Le premier ministre François Legault a d’ailleurs utilisé cette distinction, mercredi, pour relativiser le nombre d’hospitalisations actuelles. «Il y en a la moitié, des hospitalisations, ce sont des gens avec la COVID, ils ne sont pas à l’hôpital pour la COVID», a-t-il déclaré en avant-midi. 

Mais le Dr Boileau rappelle que ces cas demeurent exigeants pour le réseau de la santé. «Ils sont obligés d’être isolés pour éviter le contact avec les autres bénéficiaires, pour éviter aussi que les employés l’attrapent», rappelle-t-il. 

Tout cela, sans compter que 12 700 employés manquent présentement à l’appel dans le réseau de la santé. 

Le délestage est toujours une réalité dans nos hôpitaux, qui peuvent effectuer uniquement 70% du nombre de chirurgies réalisées en temps normal.  

Saison de la grippe

Le Québec devra également composer avec une nouvelle tuile: la grippe (influenza) fait son arrivée tardive, une situation «inhabituelle» en avril. «On s’en serait passé, mais on va vivre avec», a lancé le Dr Boileau. 

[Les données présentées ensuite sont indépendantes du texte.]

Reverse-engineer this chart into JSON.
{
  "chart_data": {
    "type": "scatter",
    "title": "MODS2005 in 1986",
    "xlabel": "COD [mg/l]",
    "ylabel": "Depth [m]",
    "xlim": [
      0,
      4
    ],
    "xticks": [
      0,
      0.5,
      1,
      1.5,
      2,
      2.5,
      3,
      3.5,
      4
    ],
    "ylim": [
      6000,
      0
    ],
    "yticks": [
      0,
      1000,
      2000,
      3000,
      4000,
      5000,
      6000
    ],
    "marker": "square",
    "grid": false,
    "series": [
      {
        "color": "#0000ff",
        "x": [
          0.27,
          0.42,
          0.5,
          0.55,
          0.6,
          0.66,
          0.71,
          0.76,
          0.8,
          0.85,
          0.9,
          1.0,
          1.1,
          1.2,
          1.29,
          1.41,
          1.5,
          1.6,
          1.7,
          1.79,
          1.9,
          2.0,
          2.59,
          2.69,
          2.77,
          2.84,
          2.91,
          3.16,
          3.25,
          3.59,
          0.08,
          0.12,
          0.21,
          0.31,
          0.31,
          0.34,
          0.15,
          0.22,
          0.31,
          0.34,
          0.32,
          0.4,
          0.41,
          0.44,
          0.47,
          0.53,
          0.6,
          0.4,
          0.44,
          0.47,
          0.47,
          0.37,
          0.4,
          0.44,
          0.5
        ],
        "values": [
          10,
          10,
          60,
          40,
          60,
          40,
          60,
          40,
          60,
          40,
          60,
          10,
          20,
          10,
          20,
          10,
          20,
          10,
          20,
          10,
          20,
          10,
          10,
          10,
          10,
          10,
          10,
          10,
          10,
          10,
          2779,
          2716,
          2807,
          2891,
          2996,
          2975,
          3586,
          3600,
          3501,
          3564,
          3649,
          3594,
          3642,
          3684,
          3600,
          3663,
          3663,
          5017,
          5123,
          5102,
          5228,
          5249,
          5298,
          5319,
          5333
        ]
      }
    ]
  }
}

En Europe, où la saison de grippe a commencé il y a quelques semaines, l’influenza a causé une pression sur la première ligne, sans toutefois avoir d’impact important sur les hospitalisations, a expliqué le médecin microbiologiste et expert du MSSS, le Dr Jean Longtin. 

Nouveau vaccin

Les autorités sanitaires avaient toutefois une bonne nouvelle pour les personnes qui ne peuvent recevoir un vaccin ARN messager, ou qui refusent celui-ci. Le vaccin de Novavax, à base de protéine, est désormais disponible au Québec. 

Quelque 7 500 doses ont été reçues à ce jour et le Québec en attend un total de 220 000 doses. 

Les personnes intéressées peuvent se rendre sur Quebec.ca pour plus d’informations.